In this paper, we study the algebraic degree evaluation of NFSR-based cryptosystems. The degree evaluation method based on the numeric mapping proposed by Liu at CRYPTO 2017 is very fast and could be applied to a cube of any size. The numeric degree of \(f_1(\varvec{x},\varvec{v})\times f_2(\varvec{x},\varvec{v})\) is estimated as \(D_1+D_2\), where \(D_1\) and \(D_2\) are the numeric degrees of \(f_1\) and \(f_2\) respectively and the algebraic degree of a function is no more than its numeric degree. It can be observed that some variables may be counted twice in \(D_1+D_2\) and the precise of the numerical mapping heavily depends on how many variables are counted redundantly.
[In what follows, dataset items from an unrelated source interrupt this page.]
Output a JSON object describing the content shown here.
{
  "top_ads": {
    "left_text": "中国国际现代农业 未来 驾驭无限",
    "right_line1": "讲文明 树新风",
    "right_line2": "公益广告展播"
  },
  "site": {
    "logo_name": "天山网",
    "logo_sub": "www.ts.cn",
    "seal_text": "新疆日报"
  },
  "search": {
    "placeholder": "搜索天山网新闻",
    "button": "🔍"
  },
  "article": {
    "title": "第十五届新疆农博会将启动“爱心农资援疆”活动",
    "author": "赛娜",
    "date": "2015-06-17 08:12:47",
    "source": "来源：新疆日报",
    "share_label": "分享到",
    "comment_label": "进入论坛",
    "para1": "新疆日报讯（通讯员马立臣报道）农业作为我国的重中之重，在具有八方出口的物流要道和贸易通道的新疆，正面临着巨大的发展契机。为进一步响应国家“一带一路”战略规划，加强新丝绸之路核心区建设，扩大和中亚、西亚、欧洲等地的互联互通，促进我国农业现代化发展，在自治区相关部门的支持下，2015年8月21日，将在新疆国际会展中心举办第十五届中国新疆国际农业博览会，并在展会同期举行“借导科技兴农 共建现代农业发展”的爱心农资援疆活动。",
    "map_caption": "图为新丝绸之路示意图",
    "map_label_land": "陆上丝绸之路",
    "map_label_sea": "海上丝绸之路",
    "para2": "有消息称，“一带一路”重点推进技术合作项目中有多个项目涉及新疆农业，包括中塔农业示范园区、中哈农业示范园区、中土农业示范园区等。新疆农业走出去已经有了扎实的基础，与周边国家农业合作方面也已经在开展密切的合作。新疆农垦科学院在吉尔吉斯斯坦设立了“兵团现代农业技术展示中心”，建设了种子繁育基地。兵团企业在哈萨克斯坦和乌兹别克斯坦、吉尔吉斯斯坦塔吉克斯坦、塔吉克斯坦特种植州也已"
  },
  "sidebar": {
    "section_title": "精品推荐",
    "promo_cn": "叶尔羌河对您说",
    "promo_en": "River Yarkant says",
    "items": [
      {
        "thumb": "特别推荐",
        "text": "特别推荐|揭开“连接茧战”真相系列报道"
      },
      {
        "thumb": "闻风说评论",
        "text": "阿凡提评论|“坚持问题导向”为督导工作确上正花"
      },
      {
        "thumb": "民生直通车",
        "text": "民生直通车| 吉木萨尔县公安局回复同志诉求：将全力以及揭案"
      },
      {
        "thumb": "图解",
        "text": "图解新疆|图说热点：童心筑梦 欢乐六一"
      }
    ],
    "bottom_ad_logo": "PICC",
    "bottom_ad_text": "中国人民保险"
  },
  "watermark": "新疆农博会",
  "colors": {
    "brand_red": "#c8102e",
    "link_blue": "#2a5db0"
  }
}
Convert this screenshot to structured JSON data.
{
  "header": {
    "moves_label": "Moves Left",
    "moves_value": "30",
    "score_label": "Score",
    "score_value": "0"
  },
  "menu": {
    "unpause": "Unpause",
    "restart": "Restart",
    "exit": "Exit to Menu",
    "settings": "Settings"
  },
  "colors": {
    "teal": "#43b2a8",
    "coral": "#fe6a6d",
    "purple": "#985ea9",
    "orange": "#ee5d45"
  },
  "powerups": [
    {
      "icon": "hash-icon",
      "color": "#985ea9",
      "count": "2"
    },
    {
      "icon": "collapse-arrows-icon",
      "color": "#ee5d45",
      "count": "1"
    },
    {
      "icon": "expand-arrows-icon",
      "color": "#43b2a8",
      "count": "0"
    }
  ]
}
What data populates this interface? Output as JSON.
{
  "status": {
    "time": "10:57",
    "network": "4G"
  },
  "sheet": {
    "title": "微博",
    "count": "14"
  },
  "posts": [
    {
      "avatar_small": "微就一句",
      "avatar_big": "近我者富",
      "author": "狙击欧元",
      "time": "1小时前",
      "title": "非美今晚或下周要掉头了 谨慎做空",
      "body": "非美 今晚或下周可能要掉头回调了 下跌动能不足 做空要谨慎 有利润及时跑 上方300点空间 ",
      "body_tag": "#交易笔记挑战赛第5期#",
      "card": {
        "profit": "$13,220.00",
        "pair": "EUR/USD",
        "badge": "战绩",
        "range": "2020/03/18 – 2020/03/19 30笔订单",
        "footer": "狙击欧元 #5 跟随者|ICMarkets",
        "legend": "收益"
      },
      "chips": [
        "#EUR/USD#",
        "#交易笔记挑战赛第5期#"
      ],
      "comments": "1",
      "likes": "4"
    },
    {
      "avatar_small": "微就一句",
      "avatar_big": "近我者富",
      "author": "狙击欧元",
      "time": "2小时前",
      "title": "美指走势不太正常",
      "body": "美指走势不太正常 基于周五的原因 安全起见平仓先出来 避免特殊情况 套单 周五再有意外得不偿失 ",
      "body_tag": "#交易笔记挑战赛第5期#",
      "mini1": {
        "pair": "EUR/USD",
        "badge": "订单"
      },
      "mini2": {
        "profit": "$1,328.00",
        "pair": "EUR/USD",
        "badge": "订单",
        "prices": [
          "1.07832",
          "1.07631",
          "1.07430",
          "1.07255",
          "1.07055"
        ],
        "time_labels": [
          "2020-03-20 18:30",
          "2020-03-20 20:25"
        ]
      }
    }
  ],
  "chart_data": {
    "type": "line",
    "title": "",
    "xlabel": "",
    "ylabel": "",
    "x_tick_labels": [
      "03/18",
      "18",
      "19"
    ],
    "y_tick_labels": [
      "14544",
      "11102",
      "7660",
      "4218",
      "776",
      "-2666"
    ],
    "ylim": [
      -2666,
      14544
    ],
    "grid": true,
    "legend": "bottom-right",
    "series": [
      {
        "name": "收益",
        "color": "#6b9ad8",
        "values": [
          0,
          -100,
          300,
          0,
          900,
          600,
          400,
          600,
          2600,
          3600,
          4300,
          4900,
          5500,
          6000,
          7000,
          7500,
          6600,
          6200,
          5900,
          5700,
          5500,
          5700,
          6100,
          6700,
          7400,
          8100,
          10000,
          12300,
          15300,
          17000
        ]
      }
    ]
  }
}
When applied to an iterative cryptosystem, such redundances will accumulate during iteratively computing numeric degrees. This is an important factor accounting for the difference between the numeric degree and the algebraic degree of a cryptosystem. To reduce this difference, a new framework on the degree evaluation algorithm based on the numeric mapping is proposed. The main idea is to identify variables which are repeatedly counted in the numeric mapping and eliminate the redundant degrees on these variables. As illustrations, a concrete algorithm on Trivium-like ciphers is given which is shown to be useful in correlation cube attacks and the zero-sum distinguisher search. For correlation cube attacks on 835-round Trivium, we find some more useful cubes so that we could recover about 1.5 more bits at a cost of \(2^{40.7}\). Furthermore, we find several cubes leading to zero-sum distinguishers for Kreyvium variants with from 875 to 880 initialization rounds.